Americans often spend between a third and more than half of their waking hours working. Work is therefore inevitably the place where many of our bonds and friendships are formed. The old way of mixing work and fun had its problems – golf, after-work drinks and other enforced “fun” activities aren’t for everyone, especially parents or those who don’t drink alcohol. But there are ways to get to know coworkers who feel more progressive — from potlucks to book clubs, to just grabbing a coffee or taking a walk with a coworker during the workday.
What will work and life look like after the pandemic?
I know that if I had stayed at home early in my career, I would have missed finding the friends and mentors who have been essential in my life. The office was also where I learned how my industry worked, the nature of power hierarchies, and how to get along with all kinds of people.
Staying at home may seem easier for workers who, for one reason or another, do not feel comfortable in the office, but it can also allow employers to bail out when it comes to to make the office more inclusive. If the social movements of the past few years have taught us anything, it’s that showing up and talking about what’s not working can bring about meaningful change.
Business leaders also have a lot to learn. I advise them to listen to their employees and learn from workers at all stages of their careers and lives what they need to perform at their best. They also need to learn to trust their employees and give them more autonomy and control over how they do their jobs. They would do well to remember that when the pandemic forced many people to work from home, their employees remained largely engaged and productive.

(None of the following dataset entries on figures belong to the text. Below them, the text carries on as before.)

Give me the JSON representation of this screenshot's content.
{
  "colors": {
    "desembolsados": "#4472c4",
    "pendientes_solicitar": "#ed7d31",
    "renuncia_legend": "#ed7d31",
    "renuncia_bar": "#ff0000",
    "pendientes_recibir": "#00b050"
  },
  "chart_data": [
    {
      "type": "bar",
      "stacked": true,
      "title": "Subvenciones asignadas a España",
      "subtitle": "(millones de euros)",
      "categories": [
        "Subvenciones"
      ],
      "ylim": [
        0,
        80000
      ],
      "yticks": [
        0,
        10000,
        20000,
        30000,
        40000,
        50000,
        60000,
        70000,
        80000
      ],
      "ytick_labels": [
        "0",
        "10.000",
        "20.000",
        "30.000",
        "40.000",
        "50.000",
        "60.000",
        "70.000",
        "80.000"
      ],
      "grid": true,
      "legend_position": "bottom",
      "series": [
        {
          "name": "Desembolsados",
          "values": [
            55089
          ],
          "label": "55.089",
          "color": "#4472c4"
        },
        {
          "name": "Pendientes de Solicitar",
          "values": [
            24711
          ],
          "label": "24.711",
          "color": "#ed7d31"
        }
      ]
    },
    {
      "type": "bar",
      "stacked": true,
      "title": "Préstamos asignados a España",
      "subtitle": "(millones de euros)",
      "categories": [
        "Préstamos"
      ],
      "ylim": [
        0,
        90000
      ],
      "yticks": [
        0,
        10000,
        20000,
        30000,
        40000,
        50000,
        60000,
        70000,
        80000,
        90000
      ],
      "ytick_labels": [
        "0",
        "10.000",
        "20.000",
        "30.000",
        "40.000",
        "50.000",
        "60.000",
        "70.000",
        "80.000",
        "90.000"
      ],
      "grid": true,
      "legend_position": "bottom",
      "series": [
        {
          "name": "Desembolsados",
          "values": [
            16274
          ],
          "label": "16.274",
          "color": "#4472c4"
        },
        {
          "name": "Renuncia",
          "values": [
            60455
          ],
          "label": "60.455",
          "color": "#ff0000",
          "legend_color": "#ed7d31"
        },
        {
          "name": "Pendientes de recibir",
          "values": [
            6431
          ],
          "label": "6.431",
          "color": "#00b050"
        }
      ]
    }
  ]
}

Inclusion must be intentional. Hybrid models shouldn’t create new hierarchies that prioritize in-person time, and companies should create work experiences that give people real reasons to move. These can include meaningful opportunities to socialize and celebrate wins, well-designed facilities, and a welcoming work culture. Some companies are experimenting with ways to reshape the office experience for the hybrid era, creating new systems for meetings that don’t exclude remote workers, or even considering installing video conferencing screens in corporate kitchens. offices to allow those who work from home to engage in small talk and “water cooler chats.”
I don’t remember exactly how I responded to this new recruit at Goldman who asked me to bring her “whole” to work, but since then I’ve had to answer versions of this question multiple times. . Now I appeal to you, young office workers: bring your whole being back to the office. Don’t come back for your boss; come back for you. Embrace what you love, work to change what you don’t, and help create a truly rewarding and supportive workplace.